Nielsen provides insights into Philippines' economic outlook and retail backdrop.
Philippines continues to be one of the growth engines in Southeast Asia with the economy performing in the top three, just behind China and Vietnam. The Philippine economy continued its robust performance in Q4 2016, growing 6.5 percent on the back of strong investment and consumption.
Its growth in recent years has gone hand in hand with job creation and poverty reduction. Although growth slowed in Q4 2016 compared to the previous quarter, it was higher at the same period a year ago. The second half of an election year in the Philippines is usually slower than the first half due to the transition of government and investors adopting a “wait-and-see” attitude. Philippines is expected to remain a top regional performer with growth projected at 6.9 percent in 2017 and 2018, according to the World Bank.

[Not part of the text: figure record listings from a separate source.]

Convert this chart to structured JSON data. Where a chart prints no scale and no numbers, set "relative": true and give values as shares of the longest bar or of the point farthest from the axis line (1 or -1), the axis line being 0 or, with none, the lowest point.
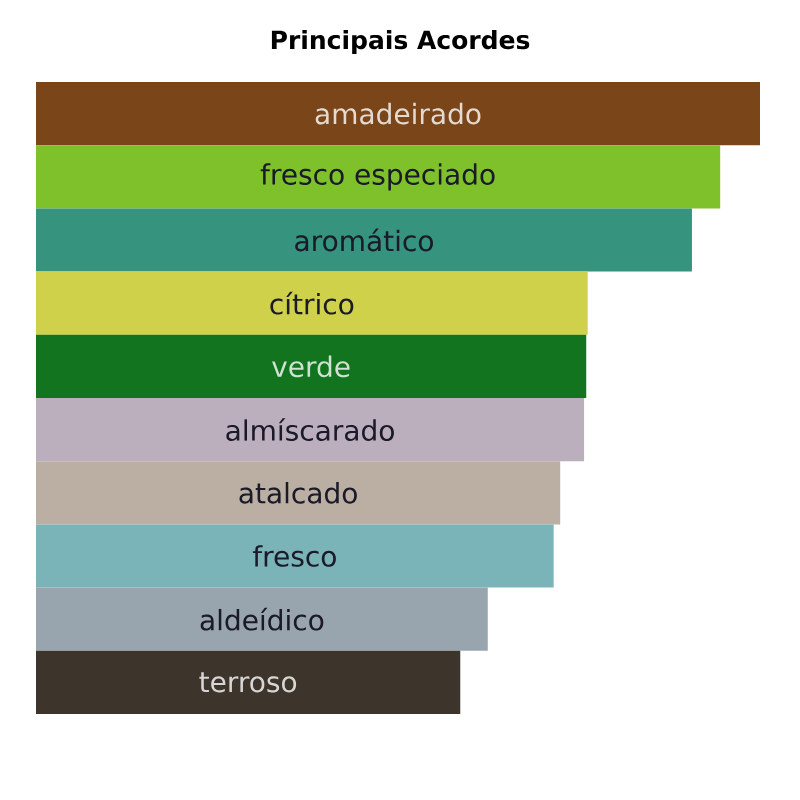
{
  "chart_data": {
    "type": "bar",
    "orientation": "horizontal",
    "relative": true,
    "title": "Principais Acordes",
    "categories": [
      "amadeirado",
      "fresco especiado",
      "aromático",
      "cítrico",
      "verde",
      "almíscarado",
      "atalcado",
      "fresco",
      "aldeídico",
      "terroso"
    ],
    "values": [
      1,
      0.945,
      0.906,
      0.762,
      0.76,
      0.757,
      0.724,
      0.715,
      0.624,
      0.586
    ],
    "colors": [
      "#7a4518",
      "#7fc12a",
      "#35937e",
      "#cfd14a",
      "#12741e",
      "#bbafbe",
      "#bbafa4",
      "#7ab3b8",
      "#98a5ae",
      "#3d342b"
    ]
  }
}
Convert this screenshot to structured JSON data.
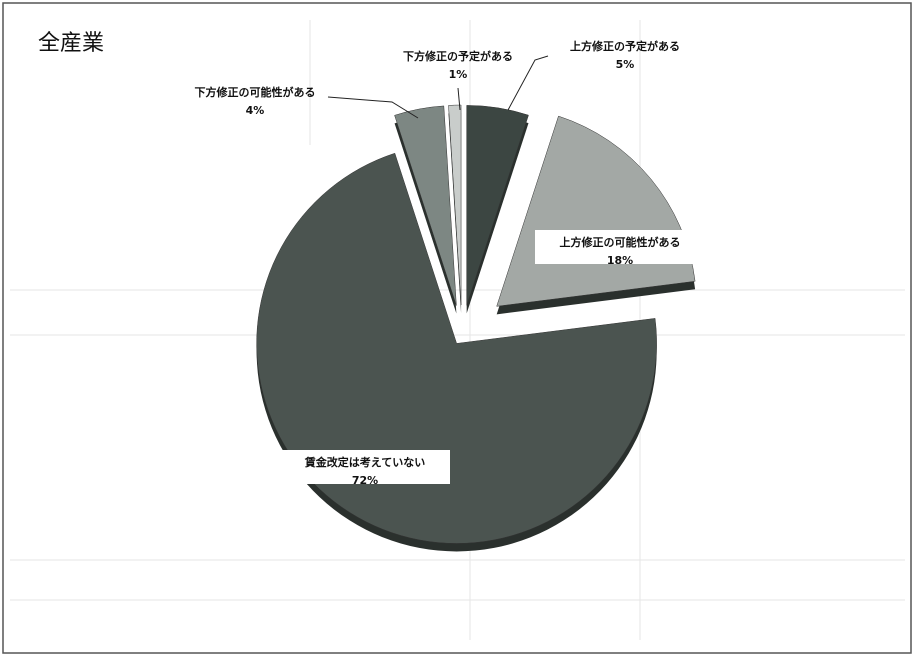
{
  "chart_data": {
    "type": "pie",
    "title": "全産業",
    "categories": [
      "上方修正の予定がある",
      "上方修正の可能性がある",
      "賃金改定は考えていない",
      "下方修正の可能性がある",
      "下方修正の予定がある"
    ],
    "values": [
      5,
      18,
      72,
      4,
      1
    ],
    "value_labels": [
      "5%",
      "18%",
      "72%",
      "4%",
      "1%"
    ],
    "colors": [
      "#3c4642",
      "#a3a8a5",
      "#4b5450",
      "#7d8783",
      "#c9cdcb"
    ]
  }
}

Meanwhile, consumer confidence has not changed significantly throughout 2016 and remains high at 132 points, the second highest in the world. Inflation continues to be viewed under control despite the weaker peso which is inching up toward 50 pesos against the dollar. The weaker exchange rate increases remittance money to families from overseas workers as well as companies which are in the business process of outsourcing space. Consumers are optimistic about job prospects and personal finances in the next 12 months with three in five consumers believing it is a good time to buy the things they want and need after taking the cost of living and personal finances into consideration.
Filipino consumers are young, engaged and eager. Consumers are increasingly buying consumer goods as well as travelling, eating out and purchasing more discretionary items.
Filipinos seek convenience as evidenced with the growth of small store formats such as convenience stores in modern trade and traditional sari-sari outlets. With many new stores emerging in residential areas, small format stores are meeting consumer demand for real time convenience and proximity shopping.
Looking ahead, the government is embarking on ambitious reforms to deliver equitable tax reforms, enhance market competition, and improve the ease of doing business. It is also continuing to prioritise public investments in infrastructure and social services. Crucial support is being extended to the agriculture sector where the majority of low income households reside. The Philippine Rural Development Project (PRDP), started in 2015 in conjunction with the World Bank is also helping to raise rural incomes, enhance farm and fishery productivity, and improve market access throughout the country. With over 50 percent of the country’s population still living in rural areas in 2025, support in rural areas is critical to stimulate domestic consumption.
Continuous strong foreign direct investment suggests that despite some concerns about the changing political agenda, investors see the Philippines as a stable place to do business supporting further infrastructure and business investment.